Offensively Wisconsin is going to be fine (how could they not be?), but Close pointed to Ryan’s calling card – defense and rebounding – as the two areas that will allow this team to achieve a higher level of success than they did a season ago.
“Those were areas that were a little bit inconsistent at times last year,” said Close. “Offensively we’ve got some weapons, and we should be able to score some points. There are some nights where we might not score as many, but there’s where your defense is going to be important.”
Wisconsin is going to find out a lot of things about itself over the next eight days. Not only do the Badgers play twice in a little over 36 hours, they host a Green Bay team picked to win the Horizon League Wednesday and a Boise State team picked second in the Mountain West next Saturday.
“We’ll learn a lot in a week of where we are and what we need to work on,” said Close. “We’ll play a lot of different styles, so that will be good. Hopefully we can get through it and improve.”

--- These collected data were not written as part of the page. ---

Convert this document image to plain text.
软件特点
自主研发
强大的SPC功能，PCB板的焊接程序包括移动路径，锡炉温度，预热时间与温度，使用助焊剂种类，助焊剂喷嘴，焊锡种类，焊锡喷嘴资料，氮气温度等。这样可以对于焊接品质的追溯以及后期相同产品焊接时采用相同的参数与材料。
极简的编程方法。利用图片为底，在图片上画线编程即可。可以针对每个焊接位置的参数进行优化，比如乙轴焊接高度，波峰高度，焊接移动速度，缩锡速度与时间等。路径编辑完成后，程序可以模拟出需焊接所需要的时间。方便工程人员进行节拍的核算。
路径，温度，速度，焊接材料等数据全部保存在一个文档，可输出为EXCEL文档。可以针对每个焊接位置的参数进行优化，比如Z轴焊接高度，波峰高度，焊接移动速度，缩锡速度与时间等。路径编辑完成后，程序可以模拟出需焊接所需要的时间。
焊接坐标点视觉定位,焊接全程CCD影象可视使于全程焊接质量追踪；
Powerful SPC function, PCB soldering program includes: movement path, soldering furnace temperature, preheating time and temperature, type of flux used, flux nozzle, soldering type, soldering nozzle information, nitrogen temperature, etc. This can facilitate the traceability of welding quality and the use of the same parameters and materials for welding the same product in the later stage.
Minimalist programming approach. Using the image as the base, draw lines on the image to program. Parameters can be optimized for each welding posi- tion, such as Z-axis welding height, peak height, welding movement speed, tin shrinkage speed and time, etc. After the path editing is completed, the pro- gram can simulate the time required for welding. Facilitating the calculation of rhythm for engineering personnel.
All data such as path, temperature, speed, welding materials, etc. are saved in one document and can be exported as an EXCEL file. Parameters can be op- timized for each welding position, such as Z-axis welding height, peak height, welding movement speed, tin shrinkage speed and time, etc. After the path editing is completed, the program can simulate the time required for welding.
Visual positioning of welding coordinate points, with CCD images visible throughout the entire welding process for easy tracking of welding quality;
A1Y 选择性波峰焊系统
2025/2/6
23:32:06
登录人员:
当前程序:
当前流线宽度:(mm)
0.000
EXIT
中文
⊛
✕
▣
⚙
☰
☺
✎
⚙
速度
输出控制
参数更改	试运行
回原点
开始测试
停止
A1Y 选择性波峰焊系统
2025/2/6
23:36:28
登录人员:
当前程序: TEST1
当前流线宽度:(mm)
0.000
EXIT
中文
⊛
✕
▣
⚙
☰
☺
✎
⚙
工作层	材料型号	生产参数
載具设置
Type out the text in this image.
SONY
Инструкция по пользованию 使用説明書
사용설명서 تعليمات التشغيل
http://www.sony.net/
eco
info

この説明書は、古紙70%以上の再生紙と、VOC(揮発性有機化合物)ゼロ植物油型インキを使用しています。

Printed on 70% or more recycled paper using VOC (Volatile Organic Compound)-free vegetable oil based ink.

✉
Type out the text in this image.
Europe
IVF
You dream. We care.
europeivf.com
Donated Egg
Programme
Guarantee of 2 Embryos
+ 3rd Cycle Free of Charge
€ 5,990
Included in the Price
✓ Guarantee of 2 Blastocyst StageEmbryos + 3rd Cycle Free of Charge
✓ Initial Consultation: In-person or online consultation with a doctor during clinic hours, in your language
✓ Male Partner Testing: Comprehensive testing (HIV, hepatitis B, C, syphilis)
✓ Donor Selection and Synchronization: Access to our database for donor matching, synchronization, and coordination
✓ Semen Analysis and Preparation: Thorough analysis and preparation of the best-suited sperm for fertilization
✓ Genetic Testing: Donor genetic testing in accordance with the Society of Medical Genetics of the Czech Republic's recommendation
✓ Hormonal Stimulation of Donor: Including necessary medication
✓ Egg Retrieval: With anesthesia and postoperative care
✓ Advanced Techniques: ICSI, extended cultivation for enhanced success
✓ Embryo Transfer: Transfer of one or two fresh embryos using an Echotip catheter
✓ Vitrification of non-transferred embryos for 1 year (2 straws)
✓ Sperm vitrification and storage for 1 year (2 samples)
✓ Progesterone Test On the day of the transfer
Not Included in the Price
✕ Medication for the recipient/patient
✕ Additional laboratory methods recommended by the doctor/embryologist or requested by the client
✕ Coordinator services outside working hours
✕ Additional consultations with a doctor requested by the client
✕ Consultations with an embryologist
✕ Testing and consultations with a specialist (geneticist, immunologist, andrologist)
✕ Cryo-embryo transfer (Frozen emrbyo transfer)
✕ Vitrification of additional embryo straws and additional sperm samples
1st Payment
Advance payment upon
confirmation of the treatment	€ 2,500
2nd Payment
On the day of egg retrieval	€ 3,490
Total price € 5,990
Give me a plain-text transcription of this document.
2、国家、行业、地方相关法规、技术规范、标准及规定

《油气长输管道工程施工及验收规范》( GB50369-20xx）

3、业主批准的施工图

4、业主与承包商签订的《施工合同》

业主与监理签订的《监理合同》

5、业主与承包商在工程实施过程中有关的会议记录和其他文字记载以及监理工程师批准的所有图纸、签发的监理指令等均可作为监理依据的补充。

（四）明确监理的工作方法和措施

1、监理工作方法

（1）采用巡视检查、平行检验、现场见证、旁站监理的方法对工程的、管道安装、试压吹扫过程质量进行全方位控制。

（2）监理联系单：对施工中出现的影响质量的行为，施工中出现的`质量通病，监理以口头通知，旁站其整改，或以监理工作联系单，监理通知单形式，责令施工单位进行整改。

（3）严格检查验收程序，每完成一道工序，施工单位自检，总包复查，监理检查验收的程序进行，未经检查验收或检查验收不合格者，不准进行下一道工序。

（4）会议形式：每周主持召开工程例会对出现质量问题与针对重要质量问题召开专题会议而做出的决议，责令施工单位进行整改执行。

The Norse was a dominant Division 2 program and is in their third season transitioning to Division 1. They are similar in a lot of ways to Wisconsin with their ball movement, rarely forcing a bad shot and making teams play defense. NKU also plays fundamentally sound and aren’t intimated of big environments, as this group of 13 returning players played at Purdue, Kentucky and North Carolina last season.
Upset in the making? C’mon. Wisconsin – the unanimous pick to win the Big Ten – should have no trouble taking care of a team picked fifth in the Atlantic Sun.
Hoping to get my predictions off to a good start, I’ve got Wisconsin by 33.